Dafür muss definiert werden, welche Ziele ein Kunde hat, und wie diese Ziele gemessen werden können. Ein Kunde, der keine konkreten Ziele hat, kann zwar Google Ads nutzen, allerdings kann dann keine echte Erfolgskontrolle stattfinden. In diesem Fall muss man sich für die Bewertung der Qualität auf Sekundär-Werte konzentrieren, wie z.B. die Sitzungsdauer in Analytics.

Idealfall : Umsatzmessung

Der einfachste Fall ist es, wenn der Kunde einen Shop hat, über den Umsätze generiert werden. Auch hier - im einfachsten Fall - müssen dennoch ein paar Überlegungen bezüglich Zieldefinition und Optimierung stattfinden.

Zunächst sollte die Rentabilitätsgrenze festgelegt werden, beispielsweise ein ROI von 400%. Das würde bedeuten, dass den Google Ads Kosten das fünf-fache an Umsatz gegenüber stehen muss (ROI=Umsatz-Kosten/Kosten).
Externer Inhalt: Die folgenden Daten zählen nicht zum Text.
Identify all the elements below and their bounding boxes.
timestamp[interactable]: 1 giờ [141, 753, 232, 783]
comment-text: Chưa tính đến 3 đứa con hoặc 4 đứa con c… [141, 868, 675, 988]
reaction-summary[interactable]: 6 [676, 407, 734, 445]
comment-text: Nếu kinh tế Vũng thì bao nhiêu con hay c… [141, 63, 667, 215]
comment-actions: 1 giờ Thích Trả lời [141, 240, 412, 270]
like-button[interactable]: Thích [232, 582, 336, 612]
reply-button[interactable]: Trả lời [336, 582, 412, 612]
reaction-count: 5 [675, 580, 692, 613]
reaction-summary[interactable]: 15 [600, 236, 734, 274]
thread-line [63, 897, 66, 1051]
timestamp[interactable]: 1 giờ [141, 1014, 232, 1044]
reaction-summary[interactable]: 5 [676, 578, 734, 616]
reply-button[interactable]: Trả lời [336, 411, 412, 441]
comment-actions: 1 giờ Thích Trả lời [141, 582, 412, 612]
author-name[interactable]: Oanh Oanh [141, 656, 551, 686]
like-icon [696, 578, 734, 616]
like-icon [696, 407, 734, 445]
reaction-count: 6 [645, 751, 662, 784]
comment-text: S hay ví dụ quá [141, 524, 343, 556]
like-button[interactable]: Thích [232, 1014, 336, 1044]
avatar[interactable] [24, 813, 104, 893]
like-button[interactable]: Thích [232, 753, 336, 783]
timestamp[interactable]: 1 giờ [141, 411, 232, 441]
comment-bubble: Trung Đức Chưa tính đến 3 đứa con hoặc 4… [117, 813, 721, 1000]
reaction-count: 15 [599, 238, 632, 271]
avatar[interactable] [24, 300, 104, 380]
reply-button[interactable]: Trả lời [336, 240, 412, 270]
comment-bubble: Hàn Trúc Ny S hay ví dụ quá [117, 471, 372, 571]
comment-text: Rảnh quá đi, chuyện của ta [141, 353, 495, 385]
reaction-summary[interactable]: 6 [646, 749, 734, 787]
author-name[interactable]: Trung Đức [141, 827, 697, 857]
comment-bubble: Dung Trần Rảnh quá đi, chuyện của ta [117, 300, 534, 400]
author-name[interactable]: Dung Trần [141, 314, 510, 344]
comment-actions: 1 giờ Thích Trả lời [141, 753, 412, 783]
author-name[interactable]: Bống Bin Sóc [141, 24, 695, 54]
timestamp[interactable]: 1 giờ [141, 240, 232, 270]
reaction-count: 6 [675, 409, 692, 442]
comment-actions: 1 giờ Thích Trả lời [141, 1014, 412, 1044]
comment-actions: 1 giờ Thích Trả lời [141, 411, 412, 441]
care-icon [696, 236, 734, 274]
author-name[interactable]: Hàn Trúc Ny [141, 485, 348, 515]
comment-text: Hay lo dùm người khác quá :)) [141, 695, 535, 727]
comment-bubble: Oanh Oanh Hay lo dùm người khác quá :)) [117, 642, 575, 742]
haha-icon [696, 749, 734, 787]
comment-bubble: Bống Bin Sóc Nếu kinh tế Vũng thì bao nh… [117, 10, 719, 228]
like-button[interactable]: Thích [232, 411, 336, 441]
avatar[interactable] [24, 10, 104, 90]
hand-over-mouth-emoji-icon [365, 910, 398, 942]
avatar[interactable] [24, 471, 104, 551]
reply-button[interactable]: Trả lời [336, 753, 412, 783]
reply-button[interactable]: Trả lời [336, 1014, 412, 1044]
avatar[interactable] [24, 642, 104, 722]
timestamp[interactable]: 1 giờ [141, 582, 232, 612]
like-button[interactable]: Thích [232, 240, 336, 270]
Wenn das Rentabilitäts-Ziel festgelegt wurde, kommt die Frage, wieviel Budget investiert werden soll. Grundsätzlich gilt : Je mehr Geld investiert wird, desto unrentabler wird das Investment. Das heißt, es bietet sich an, mit wenig Budget zu starten, um Erkenntnisse zur Performance zu generieren. Sollte das Ergebnis besser sein als das festgelegte Ziel, kann mehr investiert werden. Zu berücksichtigen ist auf der Kosten-Seite natürlich auch das Agentur-Honorar.

Beispiel : 

ROI-Vorgabe : 400%

Start-Budget : 500 €

Agentur-Honorar : 500 €

Umsatz : 6.000 €

ROI = (6.000 - 500 - 500) / 1000 = 500%

 

In diesem Fall ist die Kampagne erfolgreich und es kann mehr investiert werden. Man muss hier aber erwähnen, dass man korrekterweise eine Grenzbetrachtung machen muss. 

 

Beispiel für den Folgemonat :

Budget : 600 €

Agentur-Honorar : 500 €

Umsatz 6.200 €

ROI = (6.200 - 600 - 500) / 1.100 = 464%

 

Auf den ersten Blick scheinen die Zahlen zu stimmen, der ROI ist über dem Ziel. Wenn man jedoch die Grenzbetrachtung macht, also die Kosten und die Performance des zusätzlichen Budgets separiert und bewertet, sehen die Zahlen anders aus. Das zusätzliche Investment im Vergleich zum Vormonat sieht so aus :

 

Budget : 100 €

Agentur-Honorar : 0 €

Umsatz : 200 €

ROI (200 - 100) / 100 = 200%

 

Man kann sehen, dass zwar insgesamt der ROI über dem Ziel ist, aber das zusätzliche Budget für sich betrachtet nicht rentabel war. Der Blick auf die Gesamt-Zahl ist daher irreführend und kann zu falschen Entscheidungen führen.

Fehler, die immer wieder gemacht werden :

1.) Es wird keine Grenzbetrachtung gemacht, sondern eine Gesamtbetrachtung

2.) Es wird nach den Ergebnissen vergleichbarer Kunden gefragt. Dies ist nicht zielführend, da jeder Kunde seine eigene Rentabilität hat

3.) Der Wunsch, mehr zu investieren mit der Vorgabe, den ROI konstant zu halten. Wie schon beschrieben, ist dies im Normalfall nicht möglich.

 

Wichtig : Die Festlegung der Ziele, deren Messbarkeit und die Optimierung sollte regelmäßig hinterfragt werden, um nicht Gefahr zu laufen, dass Investitionen in die falsche Richtung gehen.